No Brasil as pessoas podem requerer aposentadoria por idade - 65 anos o homem e 60 anos a mulher - ou por tempo de contribuição - 35 anos o homem e 30 anos a mulher. E há ainda quem se aposente mais cedo, como os professores, que podem requerer o benefício com apenas 30 anos de contribuição. São regras que estão em vigor há 30-40 anos, quando os brasileiros tinham expectativa média de vida entre 58 e 62 anos. Hoje, na média, o brasileiro vive 72,4 anos, calcula o IBGE. Um professor passa mais tempo de vida recebendo o benefício do que contribuindo para o INSS. Não há como manter tal situação, que se agrava a cada ano, até porque - felizmente para nós - a expectativa de vida do brasileiro só tende a crescer.

Se a Previdência do trabalhador privado produz um déficit anual entre R$ 40 bilhões e R$ 44 bilhões, a dos funcionários públicos é muito pior, porque só a partir dos anos 90 eles começaram a contribuir para a Previdência Pública.
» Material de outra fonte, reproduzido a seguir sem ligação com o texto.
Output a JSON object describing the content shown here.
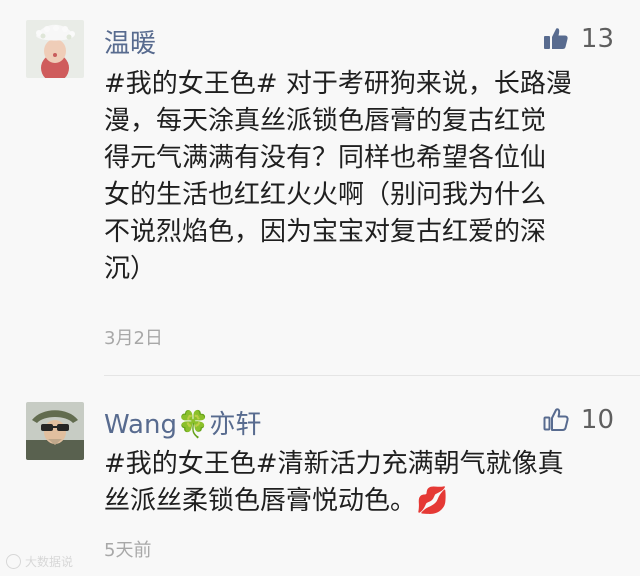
{
  "comments": [
    {
      "author": "温暖",
      "likes": "13",
      "lines": [
        "#我的女王色# 对于考研狗来说，长路漫",
        "漫，每天涂真丝派锁色唇膏的复古红觉",
        "得元气满满有没有？同样也希望各位仙",
        "女的生活也红红火火啊（别问我为什么",
        "不说烈焰色，因为宝宝对复古红爱的深",
        "沉）"
      ],
      "date": "3月2日",
      "like_icon": "thumbs-up-filled-icon"
    },
    {
      "author_prefix": "Wang",
      "author_emoji": "🍀",
      "author_suffix": "亦轩",
      "likes": "10",
      "lines": [
        "#我的女王色#清新活力充满朝气就像真",
        "丝派丝柔锁色唇膏悦动色。💋"
      ],
      "date": "5天前",
      "like_icon": "thumbs-up-outline-icon"
    }
  ],
  "watermark": "大数据说"
}
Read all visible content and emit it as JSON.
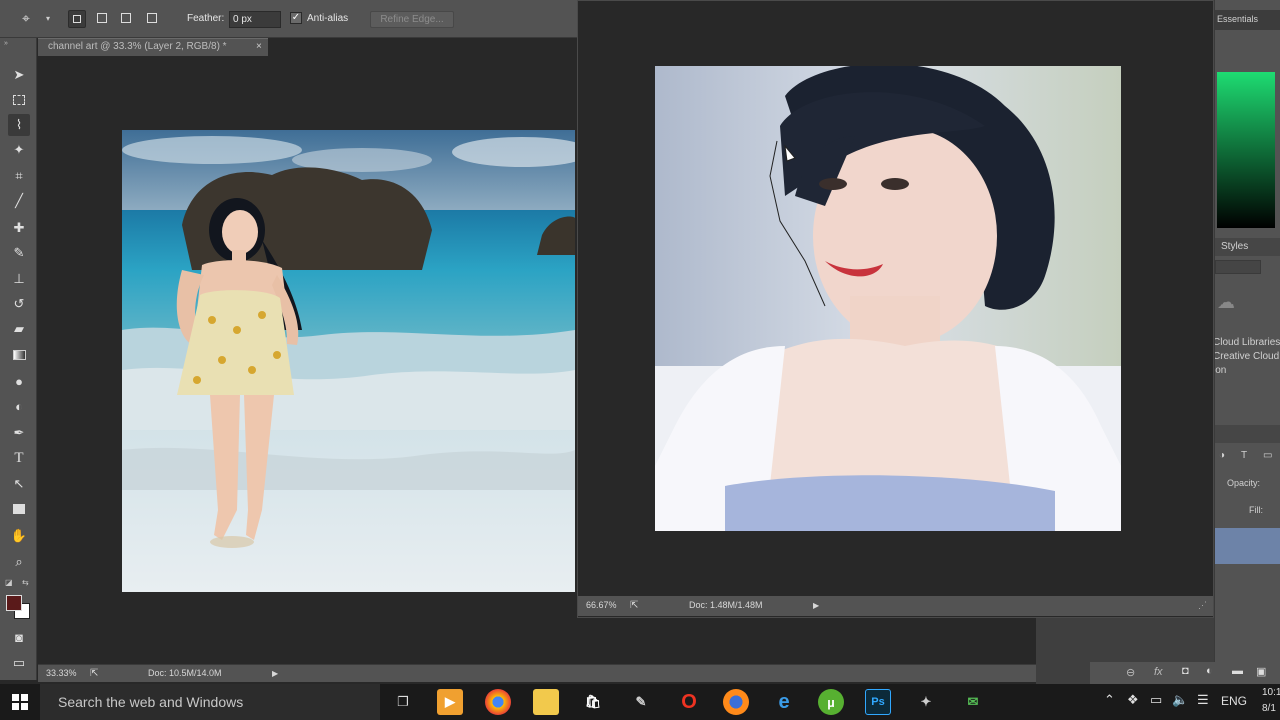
{
  "options_bar": {
    "feather_label": "Feather:",
    "feather_value": "0 px",
    "antialias_label": "Anti-alias",
    "antialias_checked": true,
    "refine_edge_label": "Refine Edge..."
  },
  "document": {
    "tab_title": "channel art @ 33.3% (Layer 2, RGB/8) *",
    "close_glyph": "×",
    "zoom": "33.33%",
    "doc_size": "Doc: 10.5M/14.0M"
  },
  "float_window": {
    "zoom": "66.67%",
    "doc_size": "Doc: 1.48M/1.48M"
  },
  "dock": {
    "workspace": "Essentials",
    "styles_tab": "Styles",
    "cc_lines": [
      "Cloud Libraries,",
      "Creative Cloud",
      "ion"
    ],
    "opacity_label": "Opacity:",
    "fill_label": "Fill:"
  },
  "taskbar": {
    "search_placeholder": "Search the web and Windows",
    "language": "ENG",
    "time": "10:1",
    "date": "8/1"
  },
  "colors": {
    "foreground": "#5a1a1a",
    "background": "#ffffff",
    "color_panel_top": "#1edc72",
    "color_panel_bottom": "#000000"
  }
}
Hoje o déficit global de trabalhadores públicos e privados passa de R$ 100 bilhões. Desembargadores, juízes, policiais, parlamentares e funcionários de alto escalão, na União e nos Estados, recebem aposentadorias milionárias, muitos sem nunca ter pago para recebê-las, porque são remanescentes da época que não havia contribuição.

À margem desse mundo previdenciário torto vivem 32,1 milhões de trabalhadores excluídos, sem direito algum e sem proteção social para quando chegarem à velhice. Desses, 28,8 milhões têm entre 16 e 59 anos e passarão o resto da vida trabalhando para se sustentar. Se as regras não mudarem para reduzir o custo de contratação de mão-de-obra e estimular empresas a legalizarem seus trabalhadores, esse número pode duplicar em menos de uma década.

Além deles, há um exército, uma multidão de jovens, que ingressa no mercado de trabalho, que paga a contribuição ao INSS, vê seu dinheiro ser aplicado no pagamento dos que já estão aposentados e não sabe se receberá o benefício quando chegar a sua vez.